A report released Monday by TowerGroup predicts a new regulatory structure that would include FINRA audits of registered investment advisors, which in turn would mean higher compliance costs for RIA firms.

The impact of these changes, says the Needham, Mass.-based financial services consulting company, could also mean more business opportunities for large platform providers serving RIAs.

The report, Broker vs. Advisor Regulation: It's the Principle of the Thing, anticipates dramatic changes in the rules governing brokers and advisors. And a big reason for that is because regulators can't keep up with the rapid growth of the RIA market as breakaway brokers bolt to the independent, fee-based side of the business. There isn't a self-regulatory organization (SRO) for the roughly 11,000 RIAs, and their oversight body, the SEC, "has proven to be outmatched by their sheer number," says the report.

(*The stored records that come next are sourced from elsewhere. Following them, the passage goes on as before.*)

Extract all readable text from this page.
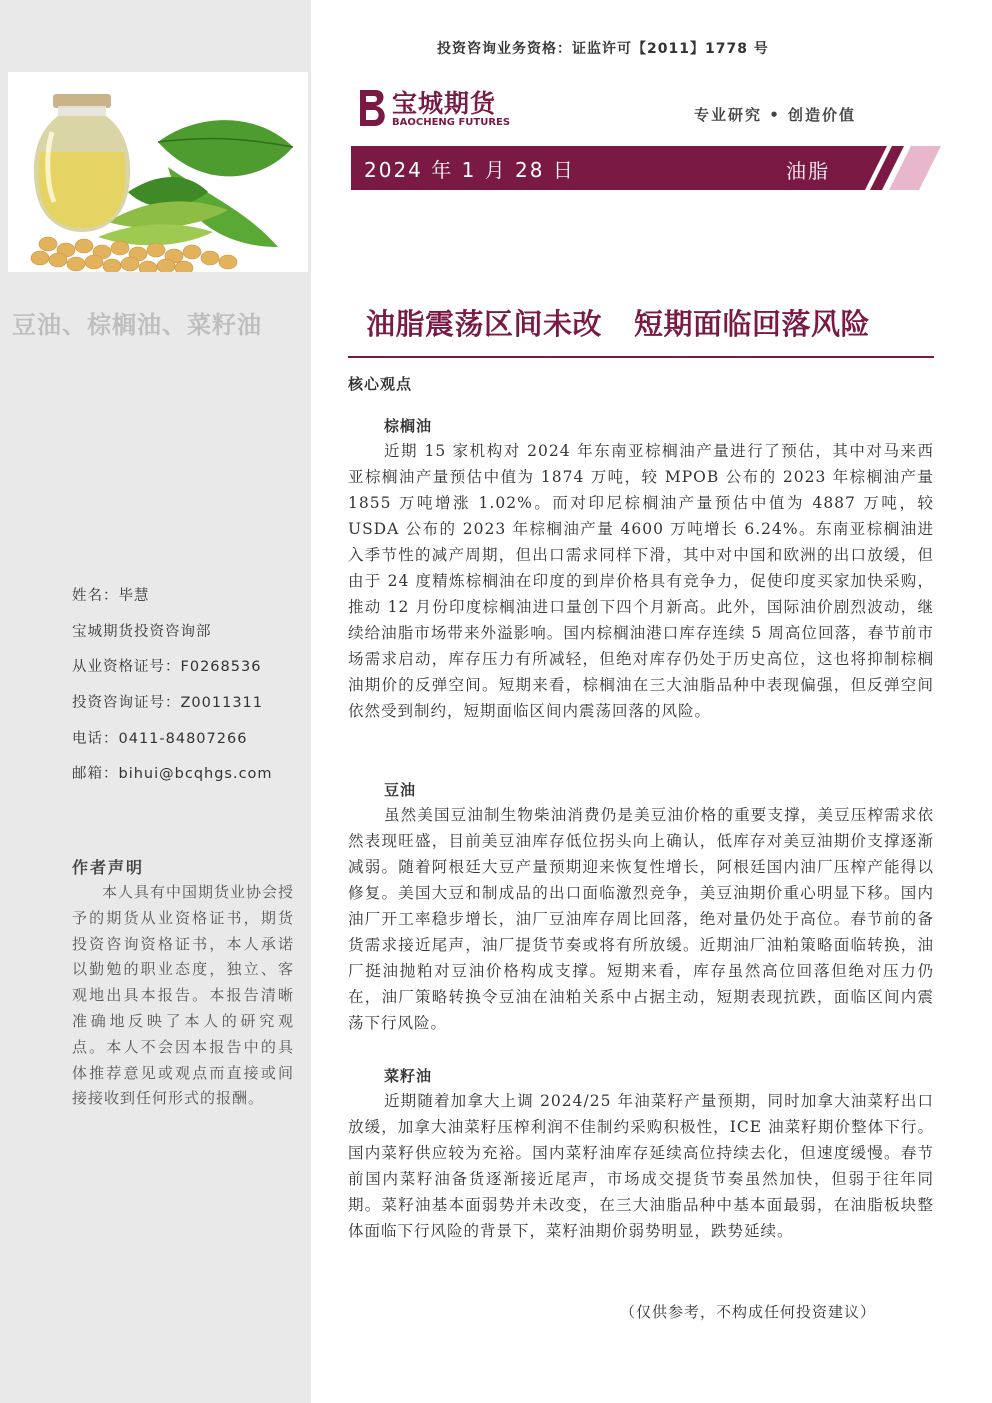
豆油、棕榈油、菜籽油
姓名：毕慧
宝城期货投资咨询部
从业资格证号：F0268536
投资咨询证号：Z0011311
电话：0411-84807266
邮箱：bihui@bcqhgs.com
作者声明
本人具有中国期货业协会授予的期货从业资格证书，期货投资咨询资格证书，本人承诺以勤勉的职业态度，独立、客观地出具本报告。本报告清晰准确地反映了本人的研究观点。本人不会因本报告中的具体推荐意见或观点而直接或间接接收到任何形式的报酬。
投资咨询业务资格：证监许可【2011】1778 号
宝城期货
BAOCHENG FUTURES	专业研究 • 创造价值
2024 年 1 月 28 日	油脂
油脂震荡区间未改 短期面临回落风险
核心观点
棕榈油

近期 15 家机构对 2024 年东南亚棕榈油产量进行了预估，其中对马来西亚棕榈油产量预估中值为 1874 万吨，较 MPOB 公布的 2023 年棕榈油产量 1855 万吨增涨 1.02%。而对印尼棕榈油产量预估中值为 4887 万吨，较 USDA 公布的 2023 年棕榈油产量 4600 万吨增长 6.24%。东南亚棕榈油进入季节性的减产周期，但出口需求同样下滑，其中对中国和欧洲的出口放缓，但由于 24 度精炼棕榈油在印度的到岸价格具有竞争力，促使印度买家加快采购，推动 12 月份印度棕榈油进口量创下四个月新高。此外，国际油价剧烈波动，继续给油脂市场带来外溢影响。国内棕榈油港口库存连续 5 周高位回落，春节前市场需求启动，库存压力有所减轻，但绝对库存仍处于历史高位，这也将抑制棕榈油期价的反弹空间。短期来看，棕榈油在三大油脂品种中表现偏强，但反弹空间依然受到制约，短期面临区间内震荡回落的风险。

豆油

虽然美国豆油制生物柴油消费仍是美豆油价格的重要支撑，美豆压榨需求依然表现旺盛，目前美豆油库存低位拐头向上确认，低库存对美豆油期价支撑逐渐减弱。随着阿根廷大豆产量预期迎来恢复性增长，阿根廷国内油厂压榨产能得以修复。美国大豆和制成品的出口面临激烈竞争，美豆油期价重心明显下移。国内油厂开工率稳步增长，油厂豆油库存周比回落，绝对量仍处于高位。春节前的备货需求接近尾声，油厂提货节奏或将有所放缓。近期油厂油粕策略面临转换，油厂挺油抛粕对豆油价格构成支撑。短期来看，库存虽然高位回落但绝对压力仍在，油厂策略转换令豆油在油粕关系中占据主动，短期表现抗跌，面临区间内震荡下行风险。

菜籽油

近期随着加拿大上调 2024/25 年油菜籽产量预期，同时加拿大油菜籽出口放缓，加拿大油菜籽压榨利润不佳制约采购积极性，ICE 油菜籽期价整体下行。国内菜籽供应较为充裕。国内菜籽油库存延续高位持续去化，但速度缓慢。春节前国内菜籽油备货逐渐接近尾声，市场成交提货节奏虽然加快，但弱于往年同期。菜籽油基本面弱势并未改变，在三大油脂品种中基本面最弱，在油脂板块整体面临下行风险的背景下，菜籽油期价弱势明显，跌势延续。

（仅供参考，不构成任何投资建议）
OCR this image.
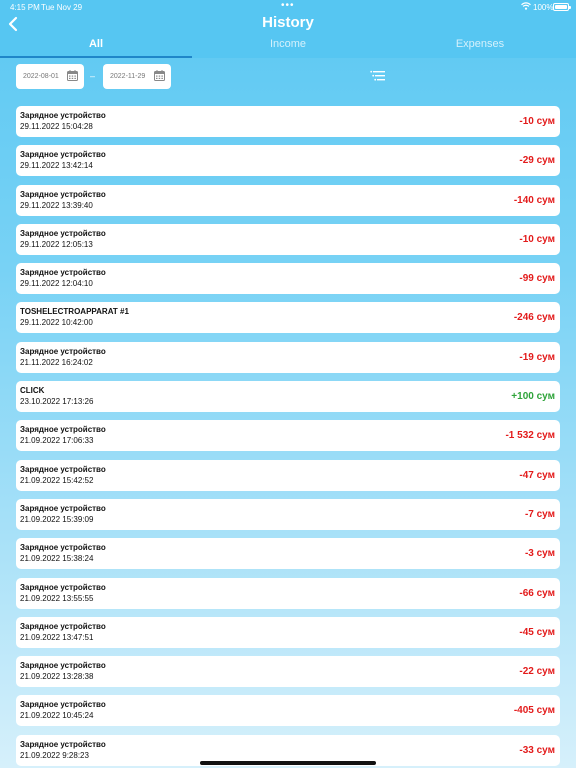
4:15 PM Tue Nov 29	•••	100%
History
All	Income	Expenses
2022-08-01	– 2022-11-29
Зарядное устройство
29.11.2022 15:04:28	-10 сум
Зарядное устройство
29.11.2022 13:42:14	-29 сум
Зарядное устройство
29.11.2022 13:39:40	-140 сум
Зарядное устройство
29.11.2022 12:05:13	-10 сум
Зарядное устройство
29.11.2022 12:04:10	-99 сум
TOSHELECTROAPPARAT #1
29.11.2022 10:42:00	-246 сум
Зарядное устройство
21.11.2022 16:24:02	-19 сум
CLICK
23.10.2022 17:13:26	+100 сум
Зарядное устройство
21.09.2022 17:06:33	-1 532 сум
Зарядное устройство
21.09.2022 15:42:52	-47 сум
Зарядное устройство
21.09.2022 15:39:09	-7 сум
Зарядное устройство
21.09.2022 15:38:24	-3 сум
Зарядное устройство
21.09.2022 13:55:55	-66 сум
Зарядное устройство
21.09.2022 13:47:51	-45 сум
Зарядное устройство
21.09.2022 13:28:38	-22 сум
Зарядное устройство
21.09.2022 10:45:24	-405 сум
Зарядное устройство
21.09.2022 9:28:23	-33 сум
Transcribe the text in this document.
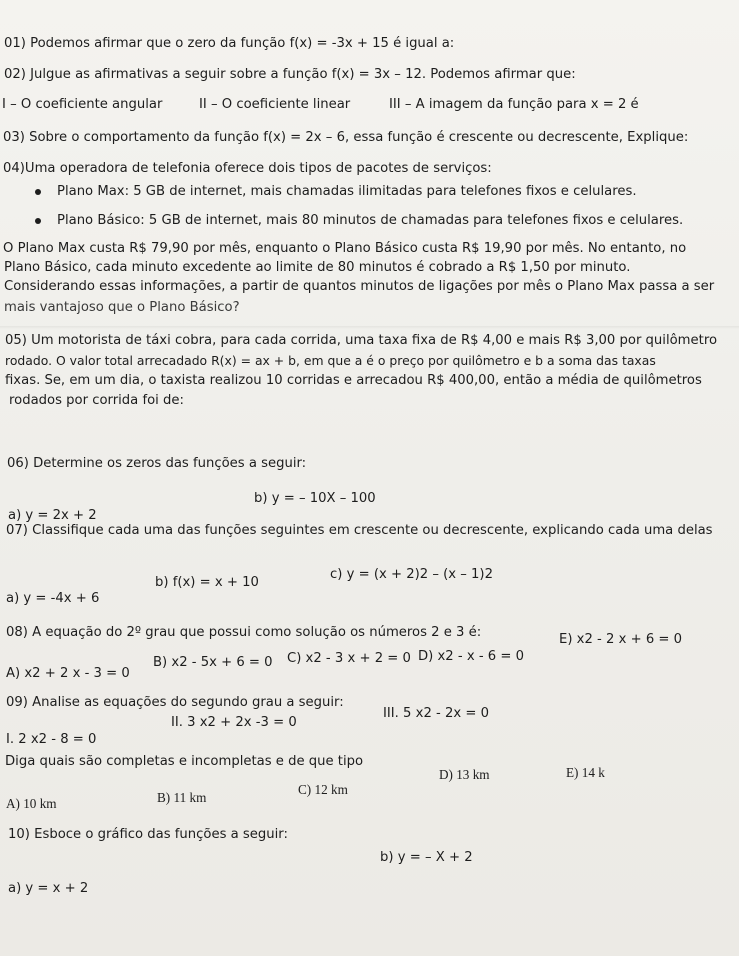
01) Podemos afirmar que o zero da função f(x) = -3x + 15 é igual a:
02) Julgue as afirmativas a seguir sobre a função f(x) = 3x – 12. Podemos afirmar que:
I – O coeficiente angular	II – O coeficiente linear	III – A imagem da função para x = 2 é
03) Sobre o comportamento da função f(x) = 2x – 6, essa função é crescente ou decrescente, Explique:
04)Uma operadora de telefonia oferece dois tipos de pacotes de serviços:
Plano Max: 5 GB de internet, mais chamadas ilimitadas para telefones fixos e celulares.
Plano Básico: 5 GB de internet, mais 80 minutos de chamadas para telefones fixos e celulares.
O Plano Max custa R$ 79,90 por mês, enquanto o Plano Básico custa R$ 19,90 por mês. No entanto, no
Plano Básico, cada minuto excedente ao limite de 80 minutos é cobrado a R$ 1,50 por minuto.
Considerando essas informações, a partir de quantos minutos de ligações por mês o Plano Max passa a ser
mais vantajoso que o Plano Básico?
05) Um motorista de táxi cobra, para cada corrida, uma taxa fixa de R$ 4,00 e mais R$ 3,00 por quilômetro
rodado. O valor total arrecadado R(x) = ax + b, em que a é o preço por quilômetro e b a soma das taxas
fixas. Se, em um dia, o taxista realizou 10 corridas e arrecadou R$ 400,00, então a média de quilômetros
rodados por corrida foi de:
06) Determine os zeros das funções a seguir:
a) y = 2x + 2
b) y = – 10X – 100
07) Classifique cada uma das funções seguintes em crescente ou decrescente, explicando cada uma delas
a) y = -4x + 6
b) f(x) = x + 10
c) y = (x + 2)2 – (x – 1)2
08) A equação do 2º grau que possui como solução os números 2 e 3 é:
A) x2 + 2 x - 3 = 0
B) x2 - 5x + 6 = 0 C) x2 - 3 x + 2 = 0 D) x2 - x - 6 = 0
E) x2 - 2 x + 6 = 0
09) Analise as equações do segundo grau a seguir:
I. 2 x2 - 8 = 0
II. 3 x2 + 2x -3 = 0
III. 5 x2 - 2x = 0
Diga quais são completas e incompletas e de que tipo
A) 10 km	B) 11 km
C) 12 km
D) 13 km	E) 14 k
10) Esboce o gráfico das funções a seguir:
a) y = x + 2
b) y = – X + 2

Brokers are governed by more rules than RIAs, entailing more reporting requirements. RIAs, on the other hand, follow the principles-based fiduciary standard that "has an eloquent definition and the requisite altruistic notion of consumer protection," says the report. "In practice, however, it is proving difficult to police."

The solution, at least according to TowerGroup, will be a mix of rules-based and principles-based regulation for both brokers and advisors that would result in FINRA examiners conducting RIA audits, under the oversight of the SEC.

"What's the alternative [to FINRA audits of RIAs]?" asks Matthew Bienfang, TowerGroup's senior research director of brokerage and wealth management, and the report's author. "RIAs wish to have nothing happen at all, and that won't happen. The next most preferable outcome is to have their own SRO, and that also won't happen because none of them can pay for it."

The brokers' SRO, FINRA, gets its operating budget from its members. "Unless Congress [which sets SEC's operating budget] is willing to fund an agency for governance and oversight of RIAs, it probably won't happen, Bienfang says.

TowerGroup expects that greater rules-based reporting requirements could add 10% to 20% more compliance costs to RIA firms. And smaller firms will feel the biggest squeeze. The report estimates that RIA firms with less than $100 million in assets under management currently spend between $6,000 to $35,000 annually on compliance costs. And that doesn't include labor or opportunity costs when advisors do their own compliance work.

TowerGroup believes broker-dealers can better handle regulatory changes because they already employ "relatively robust"  rules-based programs such as Actimize, SunGard Protegent or workflow tools offered by clearing partners such as Pershing or National Financial.

But if brokers are required to adopt a fiduciary standard--FINRA CEO Richard Ketchum recently called for the standard for all advisors--they will have to either build technology for fiduciary oversight and transparency, or have vendors do it for them.

"The fiduciary standard is very open-ended," Bienfang says. "There's a lot of judgment within that standard of what's in the best interest of the client. I don't know how you can map that out with programming language."

Similarly, RIAs will have to rely on more extensive compliance reporting tools to meet the expected regulatory changes. According to Bienfang, some platform providers don't currently provide RIAs with enough tools to meet tougher reporting requirements. But that could easily be rectified.

"RIA platforms are basically the same as those used by brokers," Bienfang says. "So there are a lot of tools and capabilities on the broker side that could be transferred to the advisor platform, and some do that already."

And platform providers that roll out value-added programs to help customers better handle expected regulatory changes will further ingratiate themselves with their clients, Bienfang says.

Ultimately, TowerGroup believes a new regulatory landscape is needed because neither the broker nor the advisor model are going away, and the industry needs to harmonize its rules mitigate confusion between the two camps.

"We don't believe there can be a single standard," Bienfang says. "I believe the principles-based model is superior, but there will always be a need for brokers who sell a product."